A New International PrognosticStratification System in Hepatoblastoma: Children’s Hepatic tumor International Collaborative Stratification (CHICS)

Rebecka L.Meyers, Beate Haeberle, Eiso Hiyama, Rudolf Maibach, Mark D. Krailo, Yurong Feng, Kenichi Yoshimura, Eugenia Rinaldi, Maurizio Ortali, Arun Rangaswami, Marcio H. Malogolowkin, Giorgio Perilongo, Kenichiro Watanabe, Irene Schmid,Daniel C. Aronson, Dietrich von Schweinitz, Ivo Leuschner, Dolores H. Lopez-Terrada, Yukichi Tanaka, Piotr Czauderna

Purpose: Four major study groups have coordinated clinical research in hepatoblastoma (HB): SIOPEL (International Childhood Liver Tumors Strategy Group), COG (Children’s Oncology Group), GPOH (German Association of Pediatric Hematology and Oncology), and JPLT (Japanese Study Group for Pediatric Liver Tumors). Prognostic risk factor analysis by individual study groups has been statistically limited by small patient numbers. To address this challenge Childhood Hepatic tumors International Collaboration (CHIC) set out to create a shared database in order to develop a common global risk stratification system in hepatoblastoma (CHICS).

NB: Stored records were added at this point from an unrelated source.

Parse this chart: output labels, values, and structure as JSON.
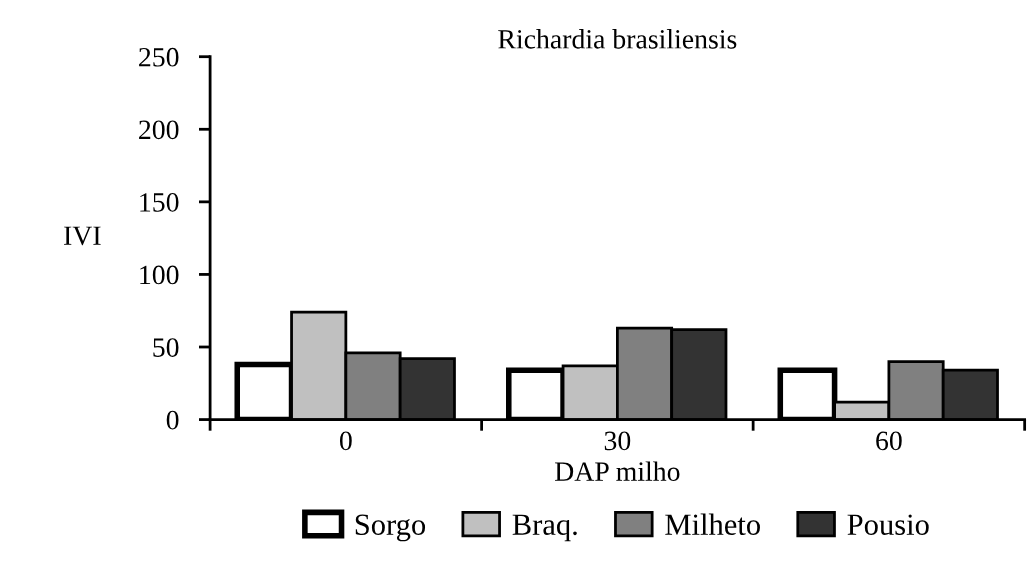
{
  "chart_data": {
    "type": "bar",
    "title": "Richardia brasiliensis",
    "xlabel": "DAP milho",
    "ylabel": "IVI",
    "categories": [
      "0",
      "30",
      "60"
    ],
    "series": [
      {
        "name": "Sorgo",
        "color": "#ffffff",
        "values": [
          38,
          34,
          34
        ]
      },
      {
        "name": "Braq.",
        "color": "#c0c0c0",
        "values": [
          74,
          37,
          12
        ]
      },
      {
        "name": "Milheto",
        "color": "#808080",
        "values": [
          46,
          63,
          40
        ]
      },
      {
        "name": "Pousio",
        "color": "#333333",
        "values": [
          42,
          62,
          34
        ]
      }
    ],
    "ylim": [
      0,
      250
    ],
    "yticks": [
      0,
      50,
      100,
      150,
      200,
      250
    ],
    "grid": false,
    "legend": "bottom"
  }
}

Methods: In cooperation with the data management group CINECA, the CHIC steering committee created the International Pediatric Liver Tumors Warehouse, that includes data from all children treated on 9 separate trialsbetween 1989 and 2008: 1605 patients. Univariate analysis was used to identify prognostic variables. They were then included in a backwards elimination multivariate analysis to identify those constellations of factors most predictive of outcome.

Results: Univariate analysis identified the following factors, present at diagnosis,that significantly predicted event-free survival (EFS):Pretreatment Extent of Disease (PRETEXT); AFP<100; AFP 100-1000; metastatic disease; age; macrovascular involvement retrohepatic IVC and/or all three hepatic veins (+V); macrovascular involvement portal bifurcation (+P); contiguous extrahepatic tumor (E); tumor multifocality; and tumor rupture at diagnosis. A hierarchical assessment of these factors led to selection of a prognostic backbone based upon PRETEXT I/II, PRETEXT III, PRETEXT IV, AFP <100, and metastatic disease. Within each of these backbone groups, patients with the presence or absence of the remaining risk factors were further stratified into low risk (EFS>90%), intermediate risk (EFS 70-90%), high risk (EFS 50-70%), and very-high risk (EFS<50%).

Conclusion: CHIC has created the largest database reported to date for a pediatric rare tumor. This new stratification system (CHICS) is an important step towards international collaborative study and individualized treatment in HB.